Réponse du P. Edward McNamara, LC, professeur de liturgie et de théologie sacramentelle et directeur de l’Institut Sacerdos à l’université pontificale Regina Apostolorum.
J’ai lu ce qui suit en ligne de la part du Père McNamara. Il dit : « Au début du 20e siècle, un décret papal a tenté d’interdire les chœurs mixtes, mais il n’a jamais été pleinement appliqué, et aujourd’hui la plupart des chœurs liturgiques sont mixtes ». J’aimerais en savoir plus sur ce décret papal. – F.S., Rome
R : L’affirmation ci-dessus provient d’un article sur l’emplacement de la chorale publié le 31 octobre 2021.
Le document papal provient de saint Pie X et est un motu proprio sur la réforme de la musique liturgique promulgué en italien en 1903 et intitulé « Tra le sollecitudini ». Voici le texte pertinent du document :
« V. Les chantres
« 12. A l’exception des mélodies propres au célébrant à l’autel et aux ministres, qui doivent toujours être chantées en chant grégorien, et sans accompagnement de l’orgue, tout le reste du chant liturgique appartient au chœur des lévites [c’est-à-dire des prêtres et du clergé], et, par conséquent, les chantres dans l’église, même s’ils sont laïcs, prennent réellement la place du chœur ecclésiastique. La musique qu’ils interprètent doit donc, du moins en grande partie, conserver le caractère de musique chorale.
« Il ne faut pas entendre par là que les solos sont totalement exclus.

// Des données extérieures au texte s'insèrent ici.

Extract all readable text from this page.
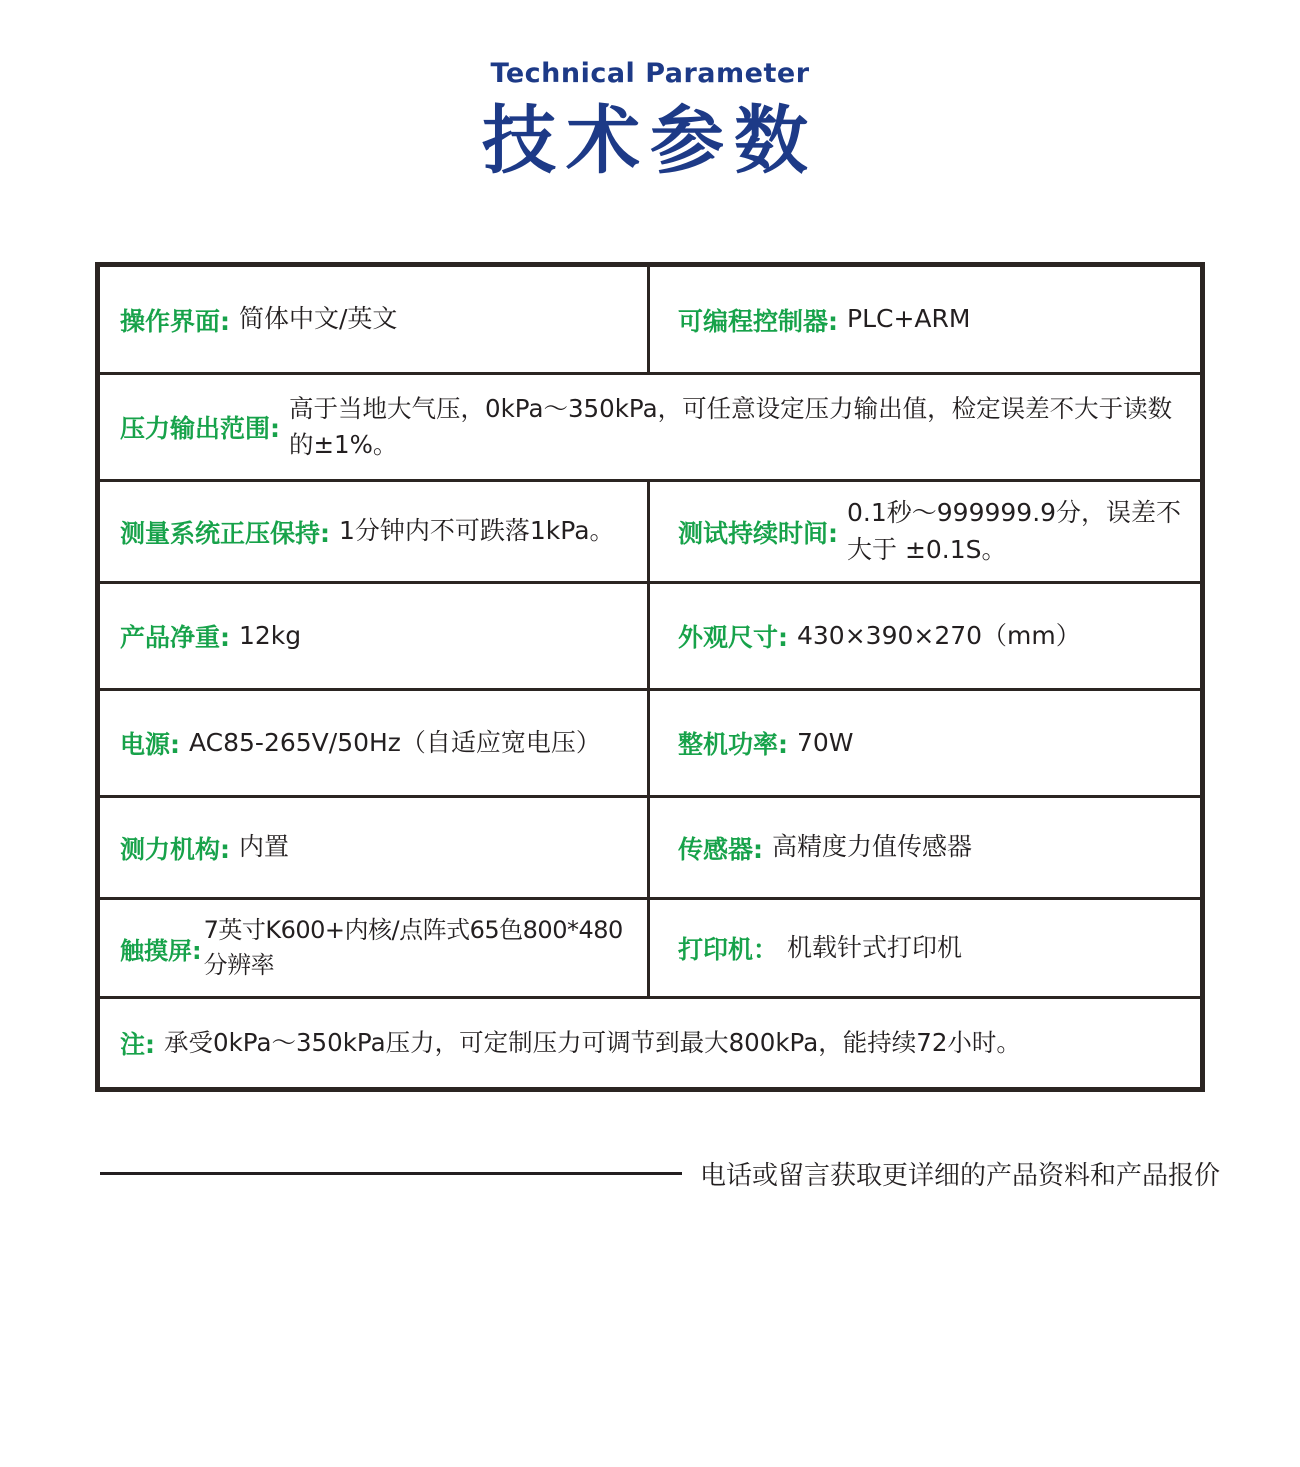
Technical Parameter
技术参数
操作界面: 简体中文/英文	可编程控制器: PLC+ARM
压力输出范围:
高于当地大气压，0kPa～350kPa，可任意设定压力输出值，检定误差不大于读数的±1%。
测量系统正压保持: 1分钟内不可跌落1kPa。	测试持续时间:
0.1秒～999999.9分，误差不大于 ±0.1S。
产品净重: 12kg	外观尺寸: 430×390×270（mm）
电源: AC85-265V/50Hz（自适应宽电压）	整机功率: 70W
测力机构: 内置	传感器: 高精度力值传感器
触摸屏:
7英寸K600+内核/点阵式65色800*480分辨率
打印机： 机载针式打印机
注: 承受0kPa～350kPa压力，可定制压力可调节到最大800kPa，能持续72小时。
电话或留言获取更详细的产品资料和产品报价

Mais le chant soliste ne doit jamais prédominer au point que la plus grande partie du chant liturgique est exécutée de cette manière ; la phrase soliste doit avoir le caractère ou l’allure d’une projection mélodique (le spunto) et être strictement liée au reste de la composition chorale.
« 13. Il résulte du même principe que les chanteurs à l’église ont une véritable fonction liturgique et que, par conséquent, les femmes, incapables d’exercer cette fonction, ne peuvent être admises à faire partie du chœur. Chaque fois que l’on veut employer les voix aiguës de sopranos et de contraltos, ces parties doivent être occupées par des garçons, selon l’usage le plus ancien de l’Église.
« 14. Enfin, seuls les hommes connus pour leur piété et la probité de leur vie doivent être admis à faire partie du chœur d’une église, et ces hommes doivent, par leur attitude modeste et pieuse pendant les fonctions liturgiques, montrer qu’ils sont dignes de la fonction sacrée qu’ils exercent. Il conviendra également que les chantres, lorsqu’ils chantent à l’église, portent l’habit ecclésiastique et le surplis, et qu’ils soient cachés derrière des grilles lorsque le chœur est excessivement ouvert aux regards du public ».
Dans ce document, le saint pape, tout en prônant la « participation active » des fidèles aux mystères divins, s’en tenait à une opinion alors largement répandue selon laquelle la fonction chorale était avant tout cléricale et donc réservée aux hommes.
Bien que cette opinion prétende être « l’usage le plus ancien de l’Église », des recherches historiques ultérieures ont montré que ce n’était pas nécessairement le cas.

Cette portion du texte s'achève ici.